Но планировка «арены» сама собой продуцирует некую энергичную суету и бурление. Обычно, проходя через «арену», я за считанные минуты соберу все редакционные новости,
Итак, в полдень в четверг я шествовала по «арене». Не успела я пройти несколько шагов, как бегущий куда-то редактор фотоотдела притормозил возле меня.
— Приветик, а я видел твою фамилию сегодня в «Пост»! — сообщил он с сияющим видом. — История про Пейтон Кросс. Довольно занимательно.
В его устах это прозвучало так, словно меня номинировали на какую-нибудь премию.
— Ага, потрясная история! — сказала я, стараясь весь сарказм выразить голосом.
— Вчера из «Пост» звонили нам — искали твою фотографию. И не хотели говорить зачем. Кэт не велела давать без твоего разрешения.
— А вот за это спасибо, — сказала я. И снова не могла не подивиться, как быстро газеты отреагировали.
Не желая и дальше пожинать плоды своей неожиданной популярности, я быстро пробежала «арену» насквозь — потупив глаза, ни с кем не здороваясь.
У выхода я оглянулась — несколько сотрудников таращились мне в спину. Я была права — все уже в курсе.
Как я говорила, моя комнатка на задах редакции.

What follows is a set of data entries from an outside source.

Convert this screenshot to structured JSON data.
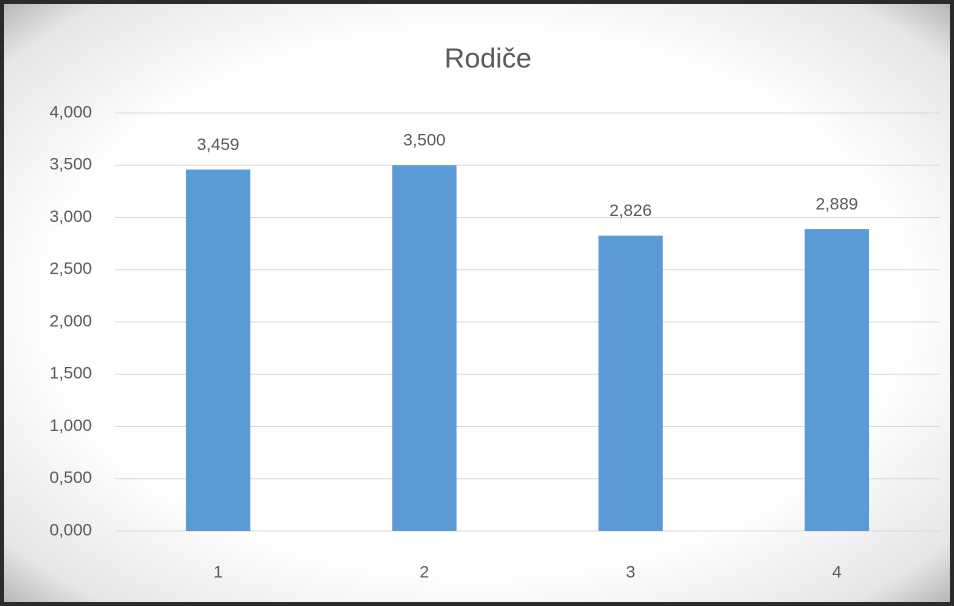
{
  "chart_data": {
    "type": "bar",
    "title": "Rodiče",
    "categories": [
      "1",
      "2",
      "3",
      "4"
    ],
    "values": [
      3.459,
      3.5,
      2.826,
      2.889
    ],
    "value_labels": [
      "3,459",
      "3,500",
      "2,826",
      "2,889"
    ],
    "color": "#5b9bd5",
    "ylim": [
      0,
      4
    ],
    "yticks": [
      {
        "value": 0,
        "label": "0,000"
      },
      {
        "value": 0.5,
        "label": "0,500"
      },
      {
        "value": 1,
        "label": "1,000"
      },
      {
        "value": 1.5,
        "label": "1,500"
      },
      {
        "value": 2,
        "label": "2,000"
      },
      {
        "value": 2.5,
        "label": "2,500"
      },
      {
        "value": 3,
        "label": "3,000"
      },
      {
        "value": 3.5,
        "label": "3,500"
      },
      {
        "value": 4,
        "label": "4,000"
      }
    ],
    "grid": true
  }
}
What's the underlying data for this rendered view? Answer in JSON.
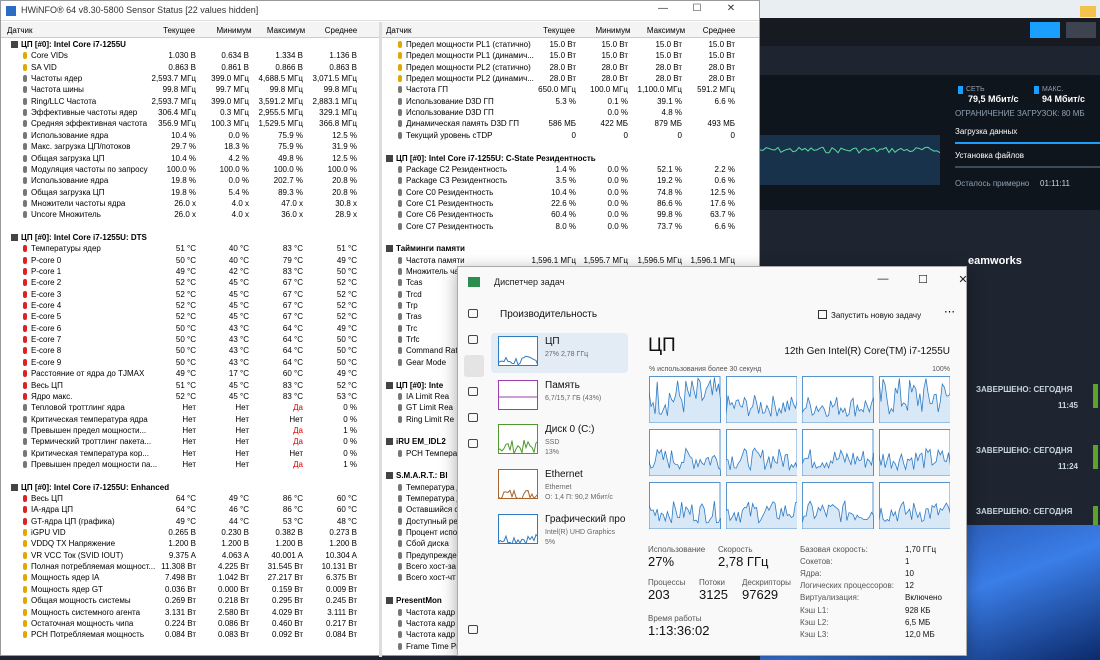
{
  "hwinfo": {
    "title": "HWiNFO® 64 v8.30-5800 Sensor Status [22 values hidden]",
    "columns": [
      "Датчик",
      "Текущее",
      "Минимум",
      "Максимум",
      "Среднее"
    ],
    "left": [
      {
        "title": "ЦП [#0]: Intel Core i7-1255U",
        "rows": [
          [
            "Core VIDs",
            "1.030 В",
            "0.634 В",
            "1.334 В",
            "1.136 В"
          ],
          [
            "SA VID",
            "0.863 В",
            "0.861 В",
            "0.866 В",
            "0.863 В"
          ],
          [
            "Частоты ядер",
            "2,593.7 МГц",
            "399.0 МГц",
            "4,688.5 МГц",
            "3,071.5 МГц"
          ],
          [
            "Частота шины",
            "99.8 МГц",
            "99.7 МГц",
            "99.8 МГц",
            "99.8 МГц"
          ],
          [
            "Ring/LLC Частота",
            "2,593.7 МГц",
            "399.0 МГц",
            "3,591.2 МГц",
            "2,883.1 МГц"
          ],
          [
            "Эффективные частоты ядер",
            "306.4 МГц",
            "0.3 МГц",
            "2,955.5 МГц",
            "329.1 МГц"
          ],
          [
            "Средняя эффективная частота",
            "356.9 МГц",
            "100.3 МГц",
            "1,529.5 МГц",
            "366.8 МГц"
          ],
          [
            "Использование ядра",
            "10.4 %",
            "0.0 %",
            "75.9 %",
            "12.5 %"
          ],
          [
            "Макс. загрузка ЦП/потоков",
            "29.7 %",
            "18.3 %",
            "75.9 %",
            "31.9 %"
          ],
          [
            "Общая загрузка ЦП",
            "10.4 %",
            "4.2 %",
            "49.8 %",
            "12.5 %"
          ],
          [
            "Модуляция частоты по запросу",
            "100.0 %",
            "100.0 %",
            "100.0 %",
            "100.0 %"
          ],
          [
            "Использование ядра",
            "19.8 %",
            "0.0 %",
            "202.7 %",
            "20.8 %"
          ],
          [
            "Общая загрузка ЦП",
            "19.8 %",
            "5.4 %",
            "89.3 %",
            "20.8 %"
          ],
          [
            "Множители частоты ядра",
            "26.0 x",
            "4.0 x",
            "47.0 x",
            "30.8 x"
          ],
          [
            "Uncore Множитель",
            "26.0 x",
            "4.0 x",
            "36.0 x",
            "28.9 x"
          ]
        ]
      },
      {
        "title": "ЦП [#0]: Intel Core i7-1255U: DTS",
        "rows": [
          [
            "Температуры ядер",
            "51 °C",
            "40 °C",
            "83 °C",
            "51 °C"
          ],
          [
            "P-core 0",
            "50 °C",
            "40 °C",
            "79 °C",
            "49 °C"
          ],
          [
            "P-core 1",
            "49 °C",
            "42 °C",
            "83 °C",
            "50 °C"
          ],
          [
            "E-core 2",
            "52 °C",
            "45 °C",
            "67 °C",
            "52 °C"
          ],
          [
            "E-core 3",
            "52 °C",
            "45 °C",
            "67 °C",
            "52 °C"
          ],
          [
            "E-core 4",
            "52 °C",
            "45 °C",
            "67 °C",
            "52 °C"
          ],
          [
            "E-core 5",
            "52 °C",
            "45 °C",
            "67 °C",
            "52 °C"
          ],
          [
            "E-core 6",
            "50 °C",
            "43 °C",
            "64 °C",
            "49 °C"
          ],
          [
            "E-core 7",
            "50 °C",
            "43 °C",
            "64 °C",
            "50 °C"
          ],
          [
            "E-core 8",
            "50 °C",
            "43 °C",
            "64 °C",
            "50 °C"
          ],
          [
            "E-core 9",
            "50 °C",
            "43 °C",
            "64 °C",
            "50 °C"
          ],
          [
            "Расстояние от ядра до TJMAX",
            "49 °C",
            "17 °C",
            "60 °C",
            "49 °C"
          ],
          [
            "Весь ЦП",
            "51 °C",
            "45 °C",
            "83 °C",
            "52 °C"
          ],
          [
            "Ядро макс.",
            "52 °C",
            "45 °C",
            "83 °C",
            "53 °C"
          ],
          [
            "Тепловой троттлинг ядра",
            "Нет",
            "Нет",
            "Да",
            "0 %"
          ],
          [
            "Критическая температура ядра",
            "Нет",
            "Нет",
            "Нет",
            "0 %"
          ],
          [
            "Превышен предел мощности...",
            "Нет",
            "Нет",
            "Да",
            "1 %"
          ],
          [
            "Термический троттлинг пакета...",
            "Нет",
            "Нет",
            "Да",
            "0 %"
          ],
          [
            "Критическая температура кор...",
            "Нет",
            "Нет",
            "Нет",
            "0 %"
          ],
          [
            "Превышен предел мощности па...",
            "Нет",
            "Нет",
            "Да",
            "1 %"
          ]
        ]
      },
      {
        "title": "ЦП [#0]: Intel Core i7-1255U: Enhanced",
        "rows": [
          [
            "Весь ЦП",
            "64 °C",
            "49 °C",
            "86 °C",
            "60 °C"
          ],
          [
            "IA-ядра ЦП",
            "64 °C",
            "46 °C",
            "86 °C",
            "60 °C"
          ],
          [
            "GT-ядра ЦП (графика)",
            "49 °C",
            "44 °C",
            "53 °C",
            "48 °C"
          ],
          [
            "iGPU VID",
            "0.265 В",
            "0.230 В",
            "0.382 В",
            "0.273 В"
          ],
          [
            "VDDQ TX Напряжение",
            "1.200 В",
            "1.200 В",
            "1.200 В",
            "1.200 В"
          ],
          [
            "VR VCC Ток (SVID IOUT)",
            "9.375 A",
            "4.063 A",
            "40.001 A",
            "10.304 A"
          ],
          [
            "Полная потребляемая мощност...",
            "11.308 Вт",
            "4.225 Вт",
            "31.545 Вт",
            "10.131 Вт"
          ],
          [
            "Мощность ядер IA",
            "7.498 Вт",
            "1.042 Вт",
            "27.217 Вт",
            "6.375 Вт"
          ],
          [
            "Мощность ядер GT",
            "0.036 Вт",
            "0.000 Вт",
            "0.159 Вт",
            "0.009 Вт"
          ],
          [
            "Общая мощность системы",
            "0.269 Вт",
            "0.218 Вт",
            "0.295 Вт",
            "0.245 Вт"
          ],
          [
            "Мощность системного агента",
            "3.131 Вт",
            "2.580 Вт",
            "4.029 Вт",
            "3.111 Вт"
          ],
          [
            "Остаточная мощность чипа",
            "0.224 Вт",
            "0.086 Вт",
            "0.460 Вт",
            "0.217 Вт"
          ],
          [
            "PCH Потребляемая мощность",
            "0.084 Вт",
            "0.083 Вт",
            "0.092 Вт",
            "0.084 Вт"
          ]
        ]
      }
    ],
    "right": [
      {
        "rows": [
          [
            "Предел мощности PL1 (статично)",
            "15.0 Вт",
            "15.0 Вт",
            "15.0 Вт",
            "15.0 Вт"
          ],
          [
            "Предел мощности PL1 (динамич...",
            "15.0 Вт",
            "15.0 Вт",
            "15.0 Вт",
            "15.0 Вт"
          ],
          [
            "Предел мощности PL2 (статично)",
            "28.0 Вт",
            "28.0 Вт",
            "28.0 Вт",
            "28.0 Вт"
          ],
          [
            "Предел мощности PL2 (динамич...",
            "28.0 Вт",
            "28.0 Вт",
            "28.0 Вт",
            "28.0 Вт"
          ],
          [
            "Частота ГП",
            "650.0 МГц",
            "100.0 МГц",
            "1,100.0 МГц",
            "591.2 МГц"
          ],
          [
            "Использование D3D ГП",
            "5.3 %",
            "0.1 %",
            "39.1 %",
            "6.6 %"
          ],
          [
            "Использование D3D ГП",
            null,
            "0.0 %",
            "4.8 %",
            null
          ],
          [
            "Динамическая память D3D ГП",
            "586 МБ",
            "422 МБ",
            "879 МБ",
            "493 МБ"
          ],
          [
            "Текущий уровень cTDP",
            "0",
            "0",
            "0",
            "0"
          ]
        ]
      },
      {
        "title": "ЦП [#0]: Intel Core i7-1255U: C-State Резидентность",
        "rows": [
          [
            "Package C2 Резидентность",
            "1.4 %",
            "0.0 %",
            "52.1 %",
            "2.2 %"
          ],
          [
            "Package C3 Резидентность",
            "3.5 %",
            "0.0 %",
            "19.2 %",
            "0.6 %"
          ],
          [
            "Core C0 Резидентность",
            "10.4 %",
            "0.0 %",
            "74.8 %",
            "12.5 %"
          ],
          [
            "Core C1 Резидентность",
            "22.6 %",
            "0.0 %",
            "86.6 %",
            "17.6 %"
          ],
          [
            "Core C6 Резидентность",
            "60.4 %",
            "0.0 %",
            "99.8 %",
            "63.7 %"
          ],
          [
            "Core C7 Резидентность",
            "8.0 %",
            "0.0 %",
            "73.7 %",
            "6.6 %"
          ]
        ]
      },
      {
        "title": "Тайминги памяти",
        "rows": [
          [
            "Частота памяти",
            "1,596.1 МГц",
            "1,595.7 МГц",
            "1,596.5 МГц",
            "1,596.1 МГц"
          ],
          [
            "Множитель ча"
          ],
          [
            "Tcas"
          ],
          [
            "Trcd"
          ],
          [
            "Trp"
          ],
          [
            "Tras"
          ],
          [
            "Trc"
          ],
          [
            "Trfc"
          ],
          [
            "Command Rate"
          ],
          [
            "Gear Mode"
          ]
        ]
      },
      {
        "title": "ЦП [#0]: Inte",
        "rows": [
          [
            "IA Limit Rea"
          ],
          [
            "GT Limit Rea"
          ],
          [
            "Ring Limit Re"
          ]
        ]
      },
      {
        "title": "iRU EM_IDL2",
        "rows": [
          [
            "PCH Температ"
          ]
        ]
      },
      {
        "title": "S.M.A.R.T.: Bl",
        "rows": [
          [
            "Температура д"
          ],
          [
            "Температура д"
          ],
          [
            "Оставшийся ср"
          ],
          [
            "Доступный ре"
          ],
          [
            "Процент испо"
          ],
          [
            "Сбой диска"
          ],
          [
            "Предупрежде"
          ],
          [
            "Всего хост-за"
          ],
          [
            "Всего хост-чт"
          ]
        ]
      },
      {
        "title": "PresentMon",
        "rows": [
          [
            "Частота кадр"
          ],
          [
            "Частота кадр"
          ],
          [
            "Частота кадр"
          ],
          [
            "Frame Time Pr"
          ]
        ]
      }
    ]
  },
  "task_manager": {
    "title": "Диспетчер задач",
    "section": "Производительность",
    "new_task": "Запустить новую задачу",
    "sidebar": [
      {
        "name": "ЦП",
        "lines": [
          "27% 2,78 ГГц"
        ]
      },
      {
        "name": "Память",
        "lines": [
          "6,7/15,7 ГБ (43%)"
        ]
      },
      {
        "name": "Диск 0 (C:)",
        "lines": [
          "SSD",
          "13%"
        ]
      },
      {
        "name": "Ethernet",
        "lines": [
          "Ethernet",
          "О: 1,4 П: 90,2 Мбит/с"
        ]
      },
      {
        "name": "Графический про",
        "lines": [
          "Intel(R) UHD Graphics",
          "5%"
        ]
      }
    ],
    "heading": "ЦП",
    "model": "12th Gen Intel(R) Core(TM) i7-1255U",
    "graph_caption": "% использования более 30 секунд",
    "graph_max": "100%",
    "stats": [
      {
        "label": "Использование",
        "value": "27%"
      },
      {
        "label": "Скорость",
        "value": "2,78 ГГц"
      },
      {
        "label": "Процессы",
        "value": "203"
      },
      {
        "label": "Потоки",
        "value": "3125"
      },
      {
        "label": "Дескрипторы",
        "value": "97629"
      },
      {
        "label": "Время работы",
        "value": "1:13:36:02"
      }
    ],
    "details": [
      [
        "Базовая скорость:",
        "1,70 ГГц"
      ],
      [
        "Сокетов:",
        "1"
      ],
      [
        "Ядра:",
        "10"
      ],
      [
        "Логических процессоров:",
        "12"
      ],
      [
        "Виртуализация:",
        "Включено"
      ],
      [
        "Кэш L1:",
        "928 КБ"
      ],
      [
        "Кэш L2:",
        "6,5 МБ"
      ],
      [
        "Кэш L3:",
        "12,0 МБ"
      ]
    ]
  },
  "background_app": {
    "net_label": "СЕТЬ",
    "net_value": "79,5 Мбит/с",
    "max_label": "МАКС.",
    "max_value": "94 Мбит/с",
    "limit": "ОГРАНИЧЕНИЕ ЗАГРУЗОК: 80 МБ",
    "download": "Загрузка данных",
    "install": "Установка файлов",
    "remaining": "Осталось примерно",
    "remaining_time": "01:11:11",
    "partial_title": "eamworks",
    "completed": [
      {
        "label": "ЗАВЕРШЕНО: СЕГОДНЯ",
        "time": "11:45"
      },
      {
        "label": "ЗАВЕРШЕНО: СЕГОДНЯ",
        "time": "11:24"
      },
      {
        "label": "ЗАВЕРШЕНО: СЕГОДНЯ"
      }
    ]
  }
}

Зато напротив самого оживленного места редакции и самого большого из отделов — отдела моды, который тоже распланирован наподобие «арены», только размером поменьше.
В коридоре сегодня тесно от стоек с пестрыми купальными костюмами, только что вернувшимися со съемок.
В фотоателье, куда я заглянула, два фотографа молча, в глубокой задумчивости стояли перед манекеном в юбке и блузке и рассматривали его с тем трепетным почтением, с которым нормальные люди рассматривают «Пьету» Микеланджело.
— Кэт тебя разыскивала, — сообщил мне один из фотографов.
В его представлении у меня все внутри должно оборваться от страха: как же, шефиня требует к себе!
Но я принадлежу к той горстке сотрудников редакции, которые не дрожат перед Кэт.
Бросив сумку на второй стул в своей комнатке, я проверила автоответчик. Самое свежее сообщение от Лэндона — он с удовольствием поужинает со мной и будет у меня около восьми. Несколько друзей прочитали статью в «Нью-Йорк пост» и позвонили узнать, жива ли.
Остальные шесть сообщений, к моему отвращению, были от репортеров.
Два послания от девицы из «Дейли ньюс» — она бесцеремонно просила перезвонить ей поскорее. И четыре — от парня из «Нью-Йорк пост», который мрачным голосом требовал, чтобы я ему перезвонила, потому что дело не терпит отлагательства. Тон у него был — словно я новый решающий свидетель в деле об убийстве Кеннеди. Хрен я им перезвоню, обойдутся!
Смотавшись в буфет, я взяла чашку кофе и отправилась к Кэт. Ее офис в самом дальнем углу «арены» — единственный полностью застекленный отсек с дверью. Кэт как раз разговаривала по телефону. Завидев меня издалека, она помахала рукой: давай сюда!